From April to November, this meant sleeping six hours a night and earning money for the whole year. In the 1970s, Salvador had risen to become a hotel manager and had just started his own business renting out vacation apartments. His days as a waiter were long gone. By the end of the 1950s, he was already working as a tour guide and earning five times more than before. In the 1980s, at the height of the economy, the couple ran five apartment buildings and guesthouses and a disco in the village. Today, everything has been sold.
Escalas was chairman of the hoteliers' association in Cala Figuera for many years and played a decisive role in the establishment of democracy after Franco's death in 1975. Escalas developed the program of the new centrist party UCD based on the German model.
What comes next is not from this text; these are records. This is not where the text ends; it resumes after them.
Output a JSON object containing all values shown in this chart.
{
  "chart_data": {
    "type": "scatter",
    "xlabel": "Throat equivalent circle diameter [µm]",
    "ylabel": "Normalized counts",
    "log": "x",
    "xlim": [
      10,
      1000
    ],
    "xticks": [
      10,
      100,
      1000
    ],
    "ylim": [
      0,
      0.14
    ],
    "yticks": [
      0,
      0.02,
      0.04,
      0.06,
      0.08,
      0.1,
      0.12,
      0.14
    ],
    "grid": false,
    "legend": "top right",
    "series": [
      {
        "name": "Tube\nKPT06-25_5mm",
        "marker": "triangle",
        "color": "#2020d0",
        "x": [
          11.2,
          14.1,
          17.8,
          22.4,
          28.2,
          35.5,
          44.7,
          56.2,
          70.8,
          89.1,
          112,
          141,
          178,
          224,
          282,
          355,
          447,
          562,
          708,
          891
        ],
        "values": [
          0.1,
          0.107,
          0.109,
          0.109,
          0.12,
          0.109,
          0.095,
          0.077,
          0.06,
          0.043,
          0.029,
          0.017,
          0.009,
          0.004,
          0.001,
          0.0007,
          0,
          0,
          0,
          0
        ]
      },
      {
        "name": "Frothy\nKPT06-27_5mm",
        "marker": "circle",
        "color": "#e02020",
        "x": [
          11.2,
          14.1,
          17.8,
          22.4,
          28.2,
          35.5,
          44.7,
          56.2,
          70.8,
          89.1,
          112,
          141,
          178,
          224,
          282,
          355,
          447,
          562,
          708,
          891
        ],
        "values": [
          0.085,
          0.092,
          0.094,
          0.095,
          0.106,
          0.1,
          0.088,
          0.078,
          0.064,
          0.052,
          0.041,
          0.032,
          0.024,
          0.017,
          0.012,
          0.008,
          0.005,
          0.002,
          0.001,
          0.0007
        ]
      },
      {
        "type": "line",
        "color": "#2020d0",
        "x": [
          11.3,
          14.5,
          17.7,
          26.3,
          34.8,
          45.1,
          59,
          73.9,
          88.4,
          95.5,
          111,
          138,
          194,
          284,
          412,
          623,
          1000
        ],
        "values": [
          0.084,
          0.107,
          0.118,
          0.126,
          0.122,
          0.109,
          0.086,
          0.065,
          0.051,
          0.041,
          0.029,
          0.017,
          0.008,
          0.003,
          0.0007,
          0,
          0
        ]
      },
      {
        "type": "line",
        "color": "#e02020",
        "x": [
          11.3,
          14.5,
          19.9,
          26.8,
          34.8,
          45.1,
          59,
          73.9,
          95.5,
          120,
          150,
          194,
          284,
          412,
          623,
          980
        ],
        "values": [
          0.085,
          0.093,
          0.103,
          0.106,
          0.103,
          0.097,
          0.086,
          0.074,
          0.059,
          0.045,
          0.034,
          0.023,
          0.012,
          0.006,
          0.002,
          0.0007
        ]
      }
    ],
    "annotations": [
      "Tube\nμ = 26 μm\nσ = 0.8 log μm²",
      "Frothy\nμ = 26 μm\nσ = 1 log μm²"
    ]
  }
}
"I knew the big popular parties and wanted a mixture of them," he says, "which I then implemented for 17 years with realpolitik and pragmatism." That's how long Escalas was mayor of the Cala Figuera district, and he was also responsible for tourism policy at Santanyí town hall for more than a decade. He was already a member of the Partido Popular (PP), which won the municipal elections following the dissolution of the UCD in 1982. Since then, politicians from the conservative Popular Party have governed Santanyí without interruption. Salvador and Ulla have been enjoying life more intensively for a few years now. Every afternoon they have tea and cookies on the terrace, their cat Max also gets his snacks, and they indulge in Mallorcan cuisine as often as they can. There are 135 cookbooks on the shelf.
17 years as mayor

Per llepar'se els dits

In 2004, the Escalas' got together with 200 German and Mallorcan families to form a gourmet club. Since then, they have regularly visited restaurants serving local food, indulging themselves with what grows and thrives on Mallorca. This shows how deeply Salvador Escalas is rooted in his island, despite his curiosity, his progressive thinking and his close ties to Germany.
When asked about his favorite food, he answers without thinking and in the deepest Mallorcan: Escaldums de matances and Arros brut.
If you are not familiar with these dishes, you should go in search of them, for example at C'an March in Manacor (see ISLA 01, www.canmarch.com) or at Can Tronca in Sant Joan (by reservation only, www.restaurantecantronca.com).
"They cook the best rice dishes on the island," says Escalas, "you lick your fingers afterwards" - per llepar'se els dits.